Il regime del leader bielorusso Lukashenko utilizza i migranti per aumentare le pressioni sui confini lituani. L’Unione Europea in tutta risposta ha cominciato la costruzione di un muro lungo 550 chilometri. Le autorità di Vilnius nel mentre predispongono sul confine una recinzione in filo spinato.

Le tensioni tra Minsk e Unione Europea

Le ostilità sono cominciate dopo che un volo Ryanair che trasportava il giornalista dell’opposizione Raman Pratasevich è stato costretto ad atterrare in Bielorussia a maggio, il che ha portato al suo arresto. La Lituania, stato membro dell’Unione Europea dal 2003, è la casa di Sviatlana Tsikhanouskaya, una figura dell’opposizione bielorussa che ha corso contro Lukashenko nelle elezioni presidenziali dello scorso anno. È fuggita dal paese dopo le elezioni e contesta la vittoria schiacciante di Lukashenko. Un braccio di ferro continuo tra il regime e i 27 stati membri, che genera un’escalation di tensioni con ora protagonisti i migranti.




Le mosse di Lituania e UE

C’è davvero il sospetto che ci sia un ruolo giocato dal regime bielorusso. Non siamo ingenui in Europa. Non siamo nemmeno intimiditi.

Con queste parole il Presidente del Consiglio Europeo Charles Michel ha reagito alle azioni compiute dal governo dittatoriale di Lukashenko.

Molti dei migranti provengono dall’Iraq, e Michel ha detto che avrebbe incontrato il primo ministro iracheno alla fine di questa settimana per discutere del loro rimpatrio.
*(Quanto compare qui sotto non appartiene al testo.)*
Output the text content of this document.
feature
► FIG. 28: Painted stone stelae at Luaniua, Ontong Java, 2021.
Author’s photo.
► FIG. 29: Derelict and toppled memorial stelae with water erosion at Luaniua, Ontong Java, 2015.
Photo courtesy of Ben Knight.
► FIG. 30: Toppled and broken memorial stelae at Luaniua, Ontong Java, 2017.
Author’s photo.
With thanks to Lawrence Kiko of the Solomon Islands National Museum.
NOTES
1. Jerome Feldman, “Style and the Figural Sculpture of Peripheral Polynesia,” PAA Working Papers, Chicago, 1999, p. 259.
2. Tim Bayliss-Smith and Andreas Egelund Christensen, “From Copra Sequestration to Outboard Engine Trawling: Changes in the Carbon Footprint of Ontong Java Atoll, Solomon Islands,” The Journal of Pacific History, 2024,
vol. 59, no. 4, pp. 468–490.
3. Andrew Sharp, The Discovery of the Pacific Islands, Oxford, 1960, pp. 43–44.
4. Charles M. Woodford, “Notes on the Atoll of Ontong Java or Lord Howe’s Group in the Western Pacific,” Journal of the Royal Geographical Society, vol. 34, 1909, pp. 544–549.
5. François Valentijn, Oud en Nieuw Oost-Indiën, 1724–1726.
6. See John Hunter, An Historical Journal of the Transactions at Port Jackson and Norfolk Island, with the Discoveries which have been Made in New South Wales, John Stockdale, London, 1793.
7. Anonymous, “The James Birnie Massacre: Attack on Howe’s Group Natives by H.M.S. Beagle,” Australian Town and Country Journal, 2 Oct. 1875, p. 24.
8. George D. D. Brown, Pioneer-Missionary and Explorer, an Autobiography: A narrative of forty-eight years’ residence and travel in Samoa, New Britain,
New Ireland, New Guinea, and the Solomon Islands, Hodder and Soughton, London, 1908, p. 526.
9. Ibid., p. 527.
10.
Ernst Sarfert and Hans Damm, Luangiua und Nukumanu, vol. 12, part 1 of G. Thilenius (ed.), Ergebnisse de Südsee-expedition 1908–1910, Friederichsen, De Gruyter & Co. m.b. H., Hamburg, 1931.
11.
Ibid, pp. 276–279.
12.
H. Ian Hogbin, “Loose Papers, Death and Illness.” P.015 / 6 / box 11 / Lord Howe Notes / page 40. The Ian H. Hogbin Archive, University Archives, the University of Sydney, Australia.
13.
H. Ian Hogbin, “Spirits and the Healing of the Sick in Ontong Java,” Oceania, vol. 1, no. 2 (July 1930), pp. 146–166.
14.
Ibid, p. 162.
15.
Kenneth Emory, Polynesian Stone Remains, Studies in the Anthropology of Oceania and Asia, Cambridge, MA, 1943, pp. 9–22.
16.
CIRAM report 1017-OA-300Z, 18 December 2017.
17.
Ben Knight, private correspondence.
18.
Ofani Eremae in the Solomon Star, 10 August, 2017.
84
La Lituania ha dichiarato lo stato di emergenza a seguito dell’arrivo di 150 richiedenti asilo in un solo giorno. Dei oltre 1500 migranti irregolari che hanno attraversato la frontiera per raggiungere l’Europa quest’anno, 900 sono entrati nei primi nove giorni di luglio. Il confine lituano-bielorusso è lungo 78 chilometri, ma negli anni precedenti sono stati eretti 679 chilometri di barriere e circa 258 chilometri sono controllati elettronicamente. L’anno scorso, le guardie di frontiera lituane hanno arrestato 81 immigrati illegali dalla Bielorussia, molto meno rispetto alle ultime settimane.

Per poter rispondere alla crisi migratoria il governo lituano ha cominciato ad edificare una recinzione in filo spinato e a disporre l’esercito lungo il confine. Queste misure sarebbero attuate per scoraggiare eventuali ingressi in Lituania.

I migranti come pedine dello scontro diplomatico

Non impediremo a nessuno di andare nell’Europa calda e confortevole.

Lukashenko minaccia l’Unione Europea di continuare a permettere il passaggio verso la Lituania e i paesi UE confinanti al fine di ottenere la cancellazione delle sanzioni. Questa mossa, che ricorda le tattiche turche in tema migratorio, è solo l’ultima azione di un dittatore capace di tutto per mantenere il proprio potere.

La brutalità e il cinismo di Lukashenko non sono altro che risultato di un dittatore ormai pressato sia fuori che dentro il proprio Paese, incapace di gestire qualsiasi situazione se non con repressione e minacce. L’Unione Europea risponde nel peggior modo possibile, rimandando il problema con fili spinati e mura la renderà complice di una crisi voluta da un dittatore che vede i migranti come pedine nella scacchiera del conflitto diplomatico tra UE e Lukashenko.